Death of a disgraced energy salesman
(FORTUNE Magazine) -- Shocking. That's the first word everyone uses to describe the death of former Enron CEO Ken Lay from a heart attack at 3:11 A.M. on July 5 in Aspen. But after that, the words run the gamut. Tragic. Suspicious. Infuriating.
All those reactions are understandable. Lay's death was shocking. During the trial of Lay and Jeff Skilling last spring, it was Mike Ramsey, Lay's lead lawyer, whose health claimed the headlines as he left the courtroom in March due to his own heart problems. Over the four-month trial, which ended in late May with a guilty verdict for Lay on six counts of fraud and conspiracy, observers did contemplate how stressful it must be for the defendants. You came to see them as people, not cardboard-cutout villains. But no one ever thought it would end like this.
Tragic? Lay's death, and indeed his life, are that. He was a man who came from nothing, the son of a Baptist minister whose family had no indoor plumbing until Ken was 11 years old. He rose by virtue of his ambition and intelligence to become the CEO of what was once America's seventh-largest company. And Enron was even bigger than its numbers suggested. It was heralded as the best of the new world of business, and Lay was a corporate god. Or so it seemed until Enron's plunge into bankruptcy and the subsequent revelations of the fraud permeating the company. The drama was only heightened, of course, by the vast fortunes Enron temporarily created--during a historic run-up in the stock market--and the retirement accounts it destroyed. Now Enron is shorthand for all that was wrong with business at the turn of the century. You can see in Lay's rise and fall a story that transcends its time. "Ken Lay? King Lear!" as one Fortune reader wrote.
There's also plenty of suspicion, because an ending like this one seems too convenient, too made-for-TV. Lay was likely to get a prison sentence of at least 15 years; now he won't serve a day in jail. The New York Post's screaming headline said it all: "Before they put Cheato Lay's Coffin in the Grave, CHECK HE'S IN IT." An autopsy confirmed that he died of clogged arteries, but that will never stop the conspiracy theories--especially given Lay's well-known ties to the all-powerful Bush family. Expect to hear of Elvis-like sightings of Lay in the coming years.
Meanwhile, there's the rage. "Glad he's dead, may he burn in hell. I will dance on his grave," a former Enron employee told the Houston Chronicle. Some Fortune reader responses: "The only thing to be sad about with Lay's death is that it came before he had to suffer any justice in this world." "I hope his family gets everything confiscated and thrown out on the street." "Lay should be vilified forever." "Ken Lay was a thief who got caught, a small man who stole people's lives in order to inflate his fragile ego." "His death was a cop-out." "He was a pig."

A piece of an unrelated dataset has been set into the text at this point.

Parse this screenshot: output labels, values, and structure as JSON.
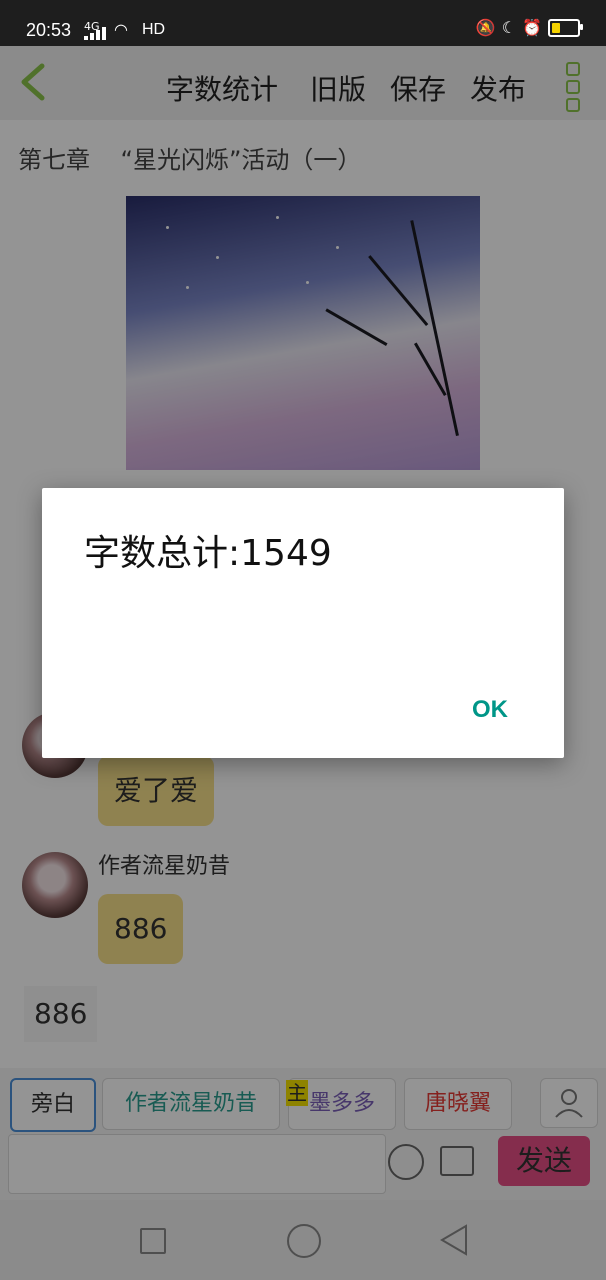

The fury stems from the sense that Lay has somehow managed to elude justice by going to his grave instead of doing penance in a jail cell. It's compounded by a legal technicality, which is that Lay's death vacates his criminal conviction because he had not yet exhausted his right to appeal. And it means that the government's efforts to seize $43.5 million of Lay's money as forfeiture for his crimes have been stopped in their tracks.
In all of this, it's worth remembering a few things. One is that prosecutors will probably pursue civil remedies to claim the money from Lay's estate. It may be a long path--in effect, they will have to prove their case all over again, and in a civil case different rules apply as to what money can be claimed. But the standard of proof is also lower in a civil case. In any event, it's unlikely that Lay's family will get a windfall as a result of his death.
Another point is that the $43.5 million was a figure based on principle, not practicality, because Lay didn't have $43.5 million. In fact, he claimed he was broke. The government claimed otherwise, but whatever the right number is, it is less than $43.5 million. And in terms of restitution for victims of Enron's fraud, Lay's money is a drop in the bucket. To put it in perspective, civil lawyers have already collected more than $7 billion from the Wall Street banks that enabled Enron.
Last, the setting aside of Lay's criminal conviction is really a legal technicality. Nothing will ever change the fact that after a long, fair trial, 12 people found Ken Lay guilty of fraud and conspiracy. Nothing will change Lay's legacy now; he will have no Michael Milken--like redemption. He lost his fortune, his reputation, and now his life. What more is there to lose?